Steals part of the L3 to use as a directory.

p. 52 store-to-laod-forwarding prediction
"The AMD Family 15h processor contains hardware to accelerate such
store-to-load dependencies, allowing the load to obtain the store data
before it has been written to memory."

They don't describe the predictor.

The University of Wisconsin sued Intel for a patent on such a predictor.
My advisor, Guri Sohi, and several of my friends, (Anreas Moshovos,
etc.) were inventors on that patent. Intel settled.
I'm sure AMD did, too.

http://dotnet.sys-con.com/node/499104

p. 80 - load-execute instructions are preferred over separate load and
execute instructions. (Not new.)

p. 81 - unaligned large (SIMD, 128 bit and 64, are recommemnded. Better
misaligned support.

p. 82 - "Take Advantage of x86 and AMD64 Complex Addressing Modes"

segbase + basereg + indexreg<<scale + offset not penalized.

(x86s thrash about this. P6 did, Banias didn't, etc. Bulldozer does
it, like P6.) (Well, except for segbase?)

p. 85 - partial register writes

Seems to use a merge on write scheme, not merge on read.

Optimization for initialing instructions, and writing upper bits of XMM
registers. 2 zsero bit flags dtaflow through processor.

"Another optimization recognizes MOVLPD/MOVHPD pairs and internally
converts the MOVLPD to a MOVSD xmm, mem."

p. 89 LEAVE instruction is recommended.

p. 90 SHLD deprecated - VectorPath.

Boo hoo, for people like me who like BitBlt.

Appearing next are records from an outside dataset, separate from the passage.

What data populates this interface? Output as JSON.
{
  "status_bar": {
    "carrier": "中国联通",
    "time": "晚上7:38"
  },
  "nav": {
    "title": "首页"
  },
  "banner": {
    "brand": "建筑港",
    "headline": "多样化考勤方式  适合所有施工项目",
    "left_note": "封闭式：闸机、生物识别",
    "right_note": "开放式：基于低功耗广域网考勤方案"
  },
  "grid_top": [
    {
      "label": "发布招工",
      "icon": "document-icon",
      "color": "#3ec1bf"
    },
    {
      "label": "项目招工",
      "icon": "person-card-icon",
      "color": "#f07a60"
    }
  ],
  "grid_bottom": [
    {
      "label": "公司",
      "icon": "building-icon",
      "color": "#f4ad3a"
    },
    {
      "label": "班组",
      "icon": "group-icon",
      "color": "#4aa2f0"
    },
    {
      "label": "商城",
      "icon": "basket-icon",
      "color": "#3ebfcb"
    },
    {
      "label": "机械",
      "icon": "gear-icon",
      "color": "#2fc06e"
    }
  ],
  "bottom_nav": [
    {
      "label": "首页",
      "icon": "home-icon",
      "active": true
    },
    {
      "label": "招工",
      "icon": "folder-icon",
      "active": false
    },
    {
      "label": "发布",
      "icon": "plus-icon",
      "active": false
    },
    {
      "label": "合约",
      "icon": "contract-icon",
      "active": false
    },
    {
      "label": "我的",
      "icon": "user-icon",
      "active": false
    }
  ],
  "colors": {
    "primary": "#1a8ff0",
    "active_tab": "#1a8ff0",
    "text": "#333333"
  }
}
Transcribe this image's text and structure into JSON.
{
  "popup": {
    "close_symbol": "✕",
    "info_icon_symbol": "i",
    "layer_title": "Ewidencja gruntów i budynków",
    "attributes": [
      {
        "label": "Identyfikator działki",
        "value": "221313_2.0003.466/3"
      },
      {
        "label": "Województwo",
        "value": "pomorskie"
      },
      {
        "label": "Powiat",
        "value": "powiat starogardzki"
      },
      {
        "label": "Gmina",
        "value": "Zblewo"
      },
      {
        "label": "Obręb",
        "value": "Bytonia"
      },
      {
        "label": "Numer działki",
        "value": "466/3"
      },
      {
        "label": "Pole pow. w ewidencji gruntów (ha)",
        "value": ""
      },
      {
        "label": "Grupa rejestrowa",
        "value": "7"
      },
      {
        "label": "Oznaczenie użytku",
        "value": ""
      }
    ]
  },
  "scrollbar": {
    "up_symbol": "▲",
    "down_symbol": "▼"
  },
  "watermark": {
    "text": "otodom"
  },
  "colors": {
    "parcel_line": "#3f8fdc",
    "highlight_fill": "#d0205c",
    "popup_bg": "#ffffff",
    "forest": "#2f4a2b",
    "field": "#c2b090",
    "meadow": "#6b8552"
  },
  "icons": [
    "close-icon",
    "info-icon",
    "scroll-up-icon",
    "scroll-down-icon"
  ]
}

p. 92, NOPs of various sizes.

"Note that NOP instructions which contain more than three prefix bytes
degrade performance"

p. 98 " A misaligned store or load operation suffers a minimum one-cycle
penalty in the processor’s loadstore
pipeline. Also, using misaligned loads and stores increase the
likelihood of encountering a storeto-
load forwarding pitfall, especially when operating in long mode"

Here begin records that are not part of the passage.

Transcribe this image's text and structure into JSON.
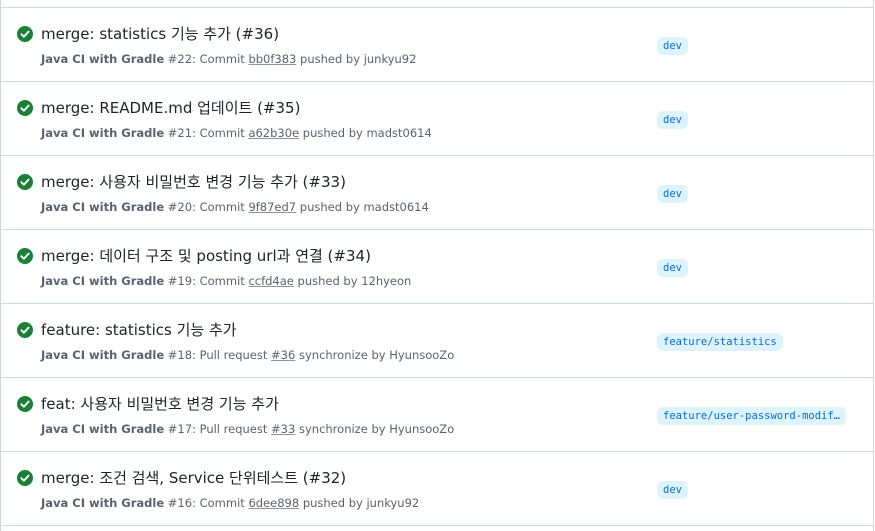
{
  "runs": [
    {
      "title": "merge: statistics 기능 추가 (#36)",
      "workflow": "Java CI with Gradle",
      "run_number": "#22",
      "trigger": "Commit",
      "ref": "bb0f383",
      "action": "pushed by",
      "actor": "junkyu92",
      "branch": "dev",
      "status": "success"
    },
    {
      "title": "merge: README.md 업데이트 (#35)",
      "workflow": "Java CI with Gradle",
      "run_number": "#21",
      "trigger": "Commit",
      "ref": "a62b30e",
      "action": "pushed by",
      "actor": "madst0614",
      "branch": "dev",
      "status": "success"
    },
    {
      "title": "merge: 사용자 비밀번호 변경 기능 추가 (#33)",
      "workflow": "Java CI with Gradle",
      "run_number": "#20",
      "trigger": "Commit",
      "ref": "9f87ed7",
      "action": "pushed by",
      "actor": "madst0614",
      "branch": "dev",
      "status": "success"
    },
    {
      "title": "merge: 데이터 구조 및 posting url과 연결 (#34)",
      "workflow": "Java CI with Gradle",
      "run_number": "#19",
      "trigger": "Commit",
      "ref": "ccfd4ae",
      "action": "pushed by",
      "actor": "12hyeon",
      "branch": "dev",
      "status": "success"
    },
    {
      "title": "feature: statistics 기능 추가",
      "workflow": "Java CI with Gradle",
      "run_number": "#18",
      "trigger": "Pull request",
      "ref": "#36",
      "action": "synchronize by",
      "actor": "HyunsooZo",
      "branch": "feature/statistics",
      "status": "success"
    },
    {
      "title": "feat: 사용자 비밀번호 변경 기능 추가",
      "workflow": "Java CI with Gradle",
      "run_number": "#17",
      "trigger": "Pull request",
      "ref": "#33",
      "action": "synchronize by",
      "actor": "HyunsooZo",
      "branch": "feature/user-password-modif…",
      "status": "success"
    },
    {
      "title": "merge: 조건 검색, Service 단위테스트 (#32)",
      "workflow": "Java CI with Gradle",
      "run_number": "#16",
      "trigger": "Commit",
      "ref": "6dee898",
      "action": "pushed by",
      "actor": "junkyu92",
      "branch": "dev",
      "status": "success"
    }
  ],
  "colors": {
    "success": "#1a7f37",
    "branch_bg": "#ddf4ff",
    "branch_fg": "#0969da",
    "border": "#d0d7de",
    "muted": "#59636e"
  },
  "icons": {
    "status": "check-circle-fill-icon"
  }
}
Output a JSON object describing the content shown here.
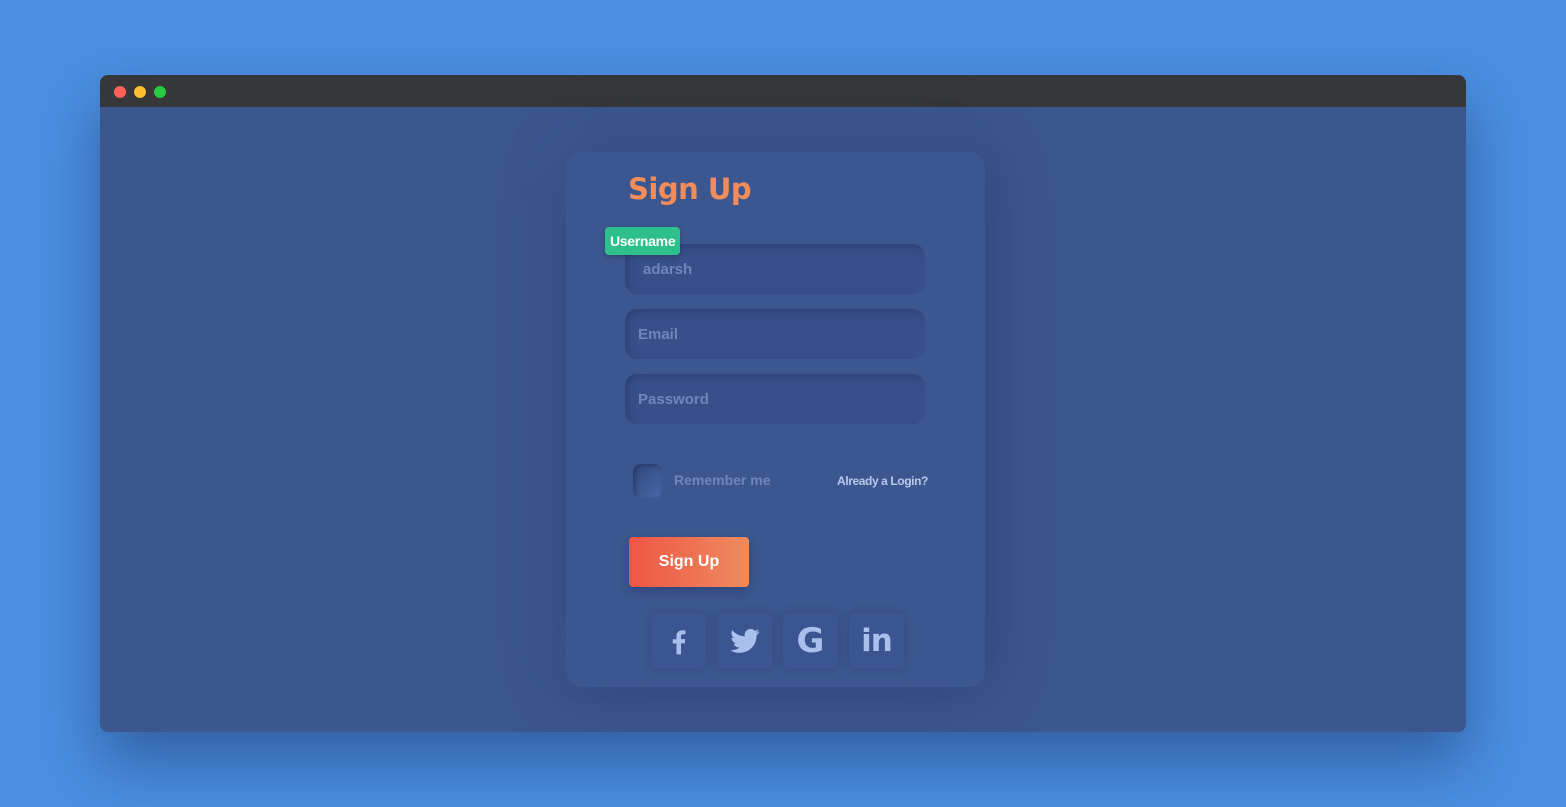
{
  "window": {
    "controls": [
      "close",
      "minimize",
      "maximize"
    ]
  },
  "form": {
    "title": "Sign Up",
    "username_label": "Username",
    "username_value": "adarsh",
    "email_placeholder": "Email",
    "password_placeholder": "Password",
    "remember_label": "Remember me",
    "login_link": "Already a Login?",
    "submit_label": "Sign Up"
  },
  "social": {
    "facebook_icon": "facebook-icon",
    "twitter_icon": "twitter-icon",
    "google_icon": "google-icon",
    "google_glyph": "G",
    "linkedin_icon": "linkedin-icon",
    "linkedin_glyph": "in"
  },
  "colors": {
    "page_background": "#4a8fe0",
    "window_background": "#3c568e",
    "titlebar": "#363739",
    "title_accent": "#f28c5a",
    "label_badge": "#2ec08a",
    "button_gradient_start": "#ef5545",
    "button_gradient_end": "#ee8c5e"
  }
}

"Store forwarding only occurs when the load
virtual address exactly matches the store virtual address and the store
size is greater than or equal to
the load size."

p. 102 "Choose linear addresses for the source and destination operands
of REP MOVS/CMPS that are not an
exact multiple of 4K pages away from each other."

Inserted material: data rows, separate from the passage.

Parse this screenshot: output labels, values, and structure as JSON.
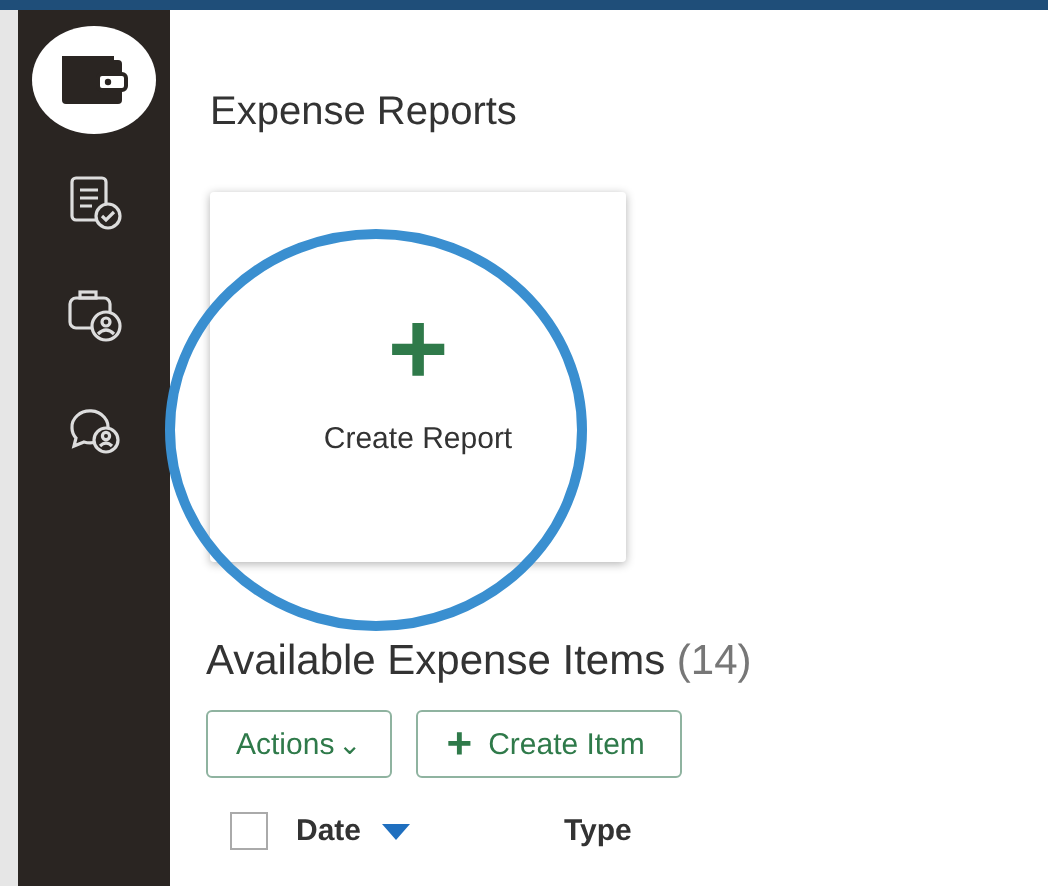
{
  "sidebar": {
    "items": [
      {
        "kind": "wallet",
        "selected": true
      },
      {
        "kind": "report",
        "selected": false
      },
      {
        "kind": "camera",
        "selected": false
      },
      {
        "kind": "chat",
        "selected": false
      }
    ]
  },
  "page_title": "Expense Reports",
  "create_card": {
    "icon": "+",
    "label": "Create Report"
  },
  "section": {
    "title": "Available Expense Items",
    "count": "(14)"
  },
  "toolbar": {
    "actions": {
      "label": "Actions",
      "caret": "⌄"
    },
    "create": {
      "icon": "+",
      "label": "Create Item"
    }
  },
  "table": {
    "select_all_checked": false,
    "columns": [
      {
        "label": "Date",
        "sorted": true
      },
      {
        "label": "Type",
        "sorted": false
      }
    ]
  }
}
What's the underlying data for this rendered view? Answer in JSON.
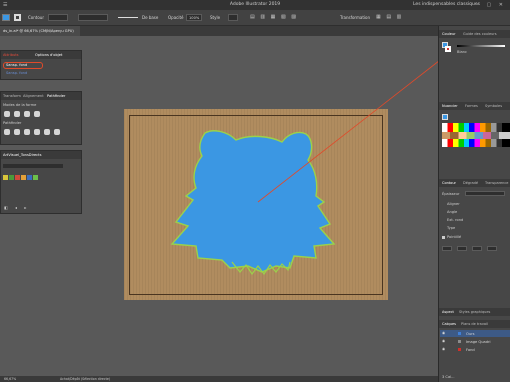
{
  "app_title": "Adobe Illustrator 2019",
  "workspace_name": "Les indispensables classiques",
  "control_bar": {
    "selection_label": "Contour",
    "stroke_style_label": "De base",
    "opacity_label": "Opacité",
    "opacity_value": "100%",
    "style_label": "Style",
    "transform_label": "Transformation"
  },
  "document_tab": "ds_in.ai* @ 66,67% (CMJN/Aperçu GPU)",
  "left_panels": {
    "top": {
      "tabs": [
        "Attributs",
        "Options d'objet"
      ],
      "row1": "Sansp. fond",
      "row2": "Sansp. fond"
    },
    "pathfinder": {
      "tabs": [
        "Transform",
        "Alignement",
        "Pathfinder"
      ],
      "mode_label": "Modes de la forme",
      "apply_label": "Pathfinder"
    },
    "brushes": {
      "tab": "ArtVisuel_TonsDirects"
    }
  },
  "right_panels": {
    "color_tabs": [
      "Couleur",
      "Guide des couleurs"
    ],
    "color_row": "Blanc",
    "swatch_tabs": [
      "Nuancier",
      "Formes",
      "Symboles"
    ],
    "stroke_tabs": [
      "Contour",
      "Dégradé",
      "Transparence"
    ],
    "stroke_fields": [
      "Épaisseur",
      "Aligner",
      "Angle",
      "Ext. rond",
      "Type"
    ],
    "dashed_label": "Pointillé",
    "aspect_tabs": [
      "Aspect",
      "Styles graphiques"
    ],
    "layer_tabs": [
      "Calques",
      "Plans de travail"
    ],
    "layers": [
      {
        "name": "Ours",
        "color": "#3f7fd6",
        "selected": true
      },
      {
        "name": "Image Quadri",
        "color": "#8c8c8c",
        "selected": false
      },
      {
        "name": "Fond",
        "color": "#d0302a",
        "selected": false
      }
    ],
    "layers_count": "3 Cal..."
  },
  "status": {
    "zoom": "66,67%",
    "tool": "Achat/Dépôt (Sélection directe)"
  },
  "colors": {
    "shape_fill": "#3b97e3",
    "shape_edge": "#9ad24a",
    "guide_line": "#e04a2a",
    "cardboard": "#b08c5f"
  }
}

They describe the STLF process in more detail than I am used to seeing:

"As mentioned in the previous section, store-to-load forwarding occurs
when the store address
matches the load address. This address match is split into two stages.
In the first stage, bits 4:11 of the
store and the load addresses are matched. In addition the double word
mask of the store and load
addresses is matched. The double word mask indicates whether the
load/store pair is accessing the
same double word in a 16-byte bank. If both these parameters match, then
a store-to-load forward is
initiated. In the second stage the remaining bits 12:47 of the store and
load addresses is matched. If
the remaining bits match, then the STLF is considered as a true STLF and
is allowed to proceed.
Otherwise it is considered as a false STLF and the load is cancelled and
retried."

p. 105 prefetching into unmapped pages can result in a significant delay.

(Hmm, I think this means that the AMD prefetcher can prefetch across 4KB
boundaries. Does Intel do this yet? I.e. it operates ob virtual, not
physical, addresses.)

I suspect this means that invalid pages are NOT placed into the TLB.

If it is true that invalid addresses are not placed into the TLB, then
every prefetch to the same may page may produce a TLB miss.

GLEW OPINION: you need to cache invalid TLB entries, to constrain
prefetch and other speculation. You may want to limit the number of
invalid TLB entries, so as to prevent invalids thrashing out valids.
Other schemes for constraining ...

p. 107 streaming stores are slower on Bulldozer!!!:

1 stream - ok

2 streams - 3X slower. "Only" 1.5X slower by Family 15hv2

4 streams - 3X slower. Comparable

"Using non-temporal stores but not writing out an entire cacheline may
cause performance to be up to six times slower than previous AMD
processors."

- I'm trying to figure out why for this last. Some processors have
burst writes with byte valids - but I did not think AMD did. Otherwise,
why would it be so much slower?

p. 115 - use WC instructions to write code

"If normal store instructions are used to
write the code to memory, then the L2 cache lines will be in a modified
state. When the processor
eventually tries to execute the code, it will miss in the instruction
cache. Because the instruction
cache cannot contain cache lines that are in a modified state, the data
must be flushed to memory
before it can be fetched into the instruction cache. This unnecessarily
evicts possibly useful
information from the caches."

From this we learn several things:

(1) Can't have data in I$ and in M state in D$. I.e. the O part of
MOESI does not apply to the I and D cache.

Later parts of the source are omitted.